Well, something very significant is happening in 2024 - the rise of ARM Windows

Hahaha, good one.
Oh no, you're serious....

I've been using an ARM-based (snapdragon 8cx) windows laptop since 2021. The OS and software overall is terrible. It runs pretty much like you'd expect a tablet to run - performance is terrible, especially if it's a hot day. The GPU is garbage and constantly crashes/resets during basic web browsing. Wifi constantly has unexplained pauses. Keyboard becomes unresponsive and requires a sleep/wake cycle to bring it back.
The x86 emulation of the OS is abysmal. Not only is the speed terrible, it has CPU emulation mistakes that can flat out break programs or cause data loss/corruption.
To top it off, the pre-installed software provided by the vendor (i.e. bloatware) is built for x86. That's right, they couldn't even be bothered making ARM builds to ship with their ARM machine.

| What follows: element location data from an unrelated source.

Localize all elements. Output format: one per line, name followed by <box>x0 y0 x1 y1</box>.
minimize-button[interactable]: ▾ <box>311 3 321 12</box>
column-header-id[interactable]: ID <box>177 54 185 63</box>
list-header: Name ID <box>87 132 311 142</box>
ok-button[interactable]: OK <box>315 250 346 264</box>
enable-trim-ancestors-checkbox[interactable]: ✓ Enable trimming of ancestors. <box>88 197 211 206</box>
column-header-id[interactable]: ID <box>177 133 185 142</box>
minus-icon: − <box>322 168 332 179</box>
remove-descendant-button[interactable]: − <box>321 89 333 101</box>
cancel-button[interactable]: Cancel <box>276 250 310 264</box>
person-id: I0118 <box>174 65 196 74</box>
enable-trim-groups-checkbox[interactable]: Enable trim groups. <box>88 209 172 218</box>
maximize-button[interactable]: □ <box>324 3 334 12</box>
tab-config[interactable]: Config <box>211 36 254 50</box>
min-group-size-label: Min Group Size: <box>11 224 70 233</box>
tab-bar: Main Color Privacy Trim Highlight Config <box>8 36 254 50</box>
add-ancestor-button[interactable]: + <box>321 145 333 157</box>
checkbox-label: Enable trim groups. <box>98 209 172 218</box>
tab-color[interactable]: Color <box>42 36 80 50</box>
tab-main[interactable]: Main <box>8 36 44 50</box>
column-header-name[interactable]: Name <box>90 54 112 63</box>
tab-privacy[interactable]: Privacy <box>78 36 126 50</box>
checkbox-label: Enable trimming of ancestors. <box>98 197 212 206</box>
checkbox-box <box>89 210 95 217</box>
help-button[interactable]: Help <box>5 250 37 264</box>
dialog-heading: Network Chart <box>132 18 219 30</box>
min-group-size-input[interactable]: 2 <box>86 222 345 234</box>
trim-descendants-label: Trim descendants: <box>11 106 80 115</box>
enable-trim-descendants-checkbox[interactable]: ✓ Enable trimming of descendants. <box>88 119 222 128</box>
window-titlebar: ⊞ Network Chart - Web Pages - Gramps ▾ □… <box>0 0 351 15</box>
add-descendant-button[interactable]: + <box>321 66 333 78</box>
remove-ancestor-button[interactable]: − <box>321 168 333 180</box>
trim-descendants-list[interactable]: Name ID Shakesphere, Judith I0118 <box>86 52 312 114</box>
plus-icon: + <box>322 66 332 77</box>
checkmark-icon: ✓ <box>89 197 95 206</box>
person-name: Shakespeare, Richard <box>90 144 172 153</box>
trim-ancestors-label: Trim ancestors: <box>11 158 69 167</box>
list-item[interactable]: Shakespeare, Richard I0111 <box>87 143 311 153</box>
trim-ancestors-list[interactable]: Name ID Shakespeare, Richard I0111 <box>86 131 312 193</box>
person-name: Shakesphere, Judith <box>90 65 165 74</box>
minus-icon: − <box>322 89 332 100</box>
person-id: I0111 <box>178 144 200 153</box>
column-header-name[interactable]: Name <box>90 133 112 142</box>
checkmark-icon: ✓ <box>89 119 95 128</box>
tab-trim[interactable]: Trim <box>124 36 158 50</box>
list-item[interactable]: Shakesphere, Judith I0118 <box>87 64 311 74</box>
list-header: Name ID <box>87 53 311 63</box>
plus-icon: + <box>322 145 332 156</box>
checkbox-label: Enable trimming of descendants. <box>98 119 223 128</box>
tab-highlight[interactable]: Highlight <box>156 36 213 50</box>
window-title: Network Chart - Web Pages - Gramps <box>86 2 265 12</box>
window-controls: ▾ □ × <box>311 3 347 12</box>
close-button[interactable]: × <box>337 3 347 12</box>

Apple did a good job with their ARM implementation and that seems to make people think it's easy for MS to also make the switch. It's simply not that simple; Apple had the goal in mind when they designed their silicon from the ground up, rather than just throwing random parts together like the ARM windows machines do.

Look at it this way: as long as gaming is a thing, ARM will never take over the windows market.

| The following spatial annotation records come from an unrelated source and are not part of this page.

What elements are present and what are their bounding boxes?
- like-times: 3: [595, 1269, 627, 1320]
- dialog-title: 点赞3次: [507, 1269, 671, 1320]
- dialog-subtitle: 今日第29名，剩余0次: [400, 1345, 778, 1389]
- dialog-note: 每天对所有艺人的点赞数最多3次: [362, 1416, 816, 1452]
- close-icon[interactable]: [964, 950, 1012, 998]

You didn't quote the part where I said I tended to be a pessimist about ARM Windows, but... have you seen the reviews of this year's Qualcomm whatever-they're-called with Win11 24H2?

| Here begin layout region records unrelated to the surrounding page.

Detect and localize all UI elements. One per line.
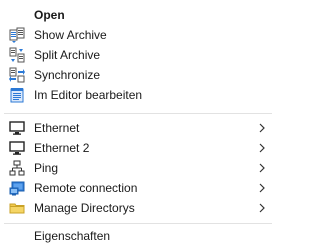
menu-item-edit-in-editor-label: Im Editor bearbeiten [34,88,143,102]
menu-item-properties[interactable]: Eigenschaften [0,226,276,246]
chevron-right-icon [258,161,266,175]
menu-item-synchronize-label: Synchronize [34,68,101,82]
menu-item-open[interactable]: Open [0,5,276,25]
menu-item-show-archive-label: Show Archive [34,28,107,42]
monitor-icon [9,140,25,156]
menu-item-split-archive-label: Split Archive [34,48,101,62]
menu-item-ethernet-label: Ethernet [34,121,80,135]
remote-icon [9,180,25,196]
menu-item-ethernet[interactable]: Ethernet [0,118,276,138]
chevron-right-icon [258,121,266,135]
folder-icon [9,200,25,216]
menu-item-manage-directorys-label: Manage Directorys [34,201,135,215]
chevron-right-icon [258,201,266,215]
menu-item-remote-connection[interactable]: Remote connection [0,178,276,198]
menu-separator [4,223,272,224]
sync-icon [9,67,25,83]
chevron-right-icon [258,141,266,155]
notepad-icon [9,87,25,103]
menu-item-ethernet-2-label: Ethernet 2 [34,141,90,155]
menu-item-ethernet-2[interactable]: Ethernet 2 [0,138,276,158]
archive-icon [9,27,25,43]
chevron-right-icon [258,181,266,195]
split-icon [9,47,25,63]
menu-item-ping-label: Ping [34,161,59,175]
menu-item-show-archive[interactable]: Show Archive [0,25,276,45]
menu-separator [4,113,272,114]
menu-item-split-archive[interactable]: Split Archive [0,45,276,65]
menu-item-synchronize[interactable]: Synchronize [0,65,276,85]
menu-item-ping[interactable]: Ping [0,158,276,178]
network-icon [9,160,25,176]
menu-item-open-label: Open [34,8,65,22]
menu-item-properties-label: Eigenschaften [34,229,111,243]
menu-item-edit-in-editor[interactable]: Im Editor bearbeiten [0,85,276,105]
monitor-icon [9,120,25,136]
menu-item-manage-directorys[interactable]: Manage Directorys [0,198,276,218]
context-menu: Open Show Archive Split Archive Synchron… [0,0,276,246]
menu-item-remote-connection-label: Remote connection [34,181,138,195]
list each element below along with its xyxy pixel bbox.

Also interesting - Dell/Lenovo/HP appear to be marketing them under 'normal' model names. Lenovo has a "ThinkPad T14s Gen 6 (14″ Snapdragon)". That doesn't suggest it's wildly different than the T14s Gen 5, i.e. their flagship 14" slim business laptop. Given how terrified of returns the big PC OEMs are, do you think they'd make it that hard to separate out Intel and ARM if they thought most buyers would be hugely disappointed with ARM? If they thought ARM remained junk, they'd call it the Lenovo ThinkDragon or SnapPad and make sure that its bad performance wouldn't trash the main brand.

I am starting to think that there's a possibility that many business laptops will go ARM. More and more business workloads are either web-based or using Citrix-type VDI environments. Neither of those is tied to x64.

And that could leave gaming as the main x64 application, and... is there enough money in PC gaming to sustain the development of x64 processors and compatible GPUs if most business computers go ARM and a reasonable share of 'big cloud' servers also migrate away from x64? I am not sure.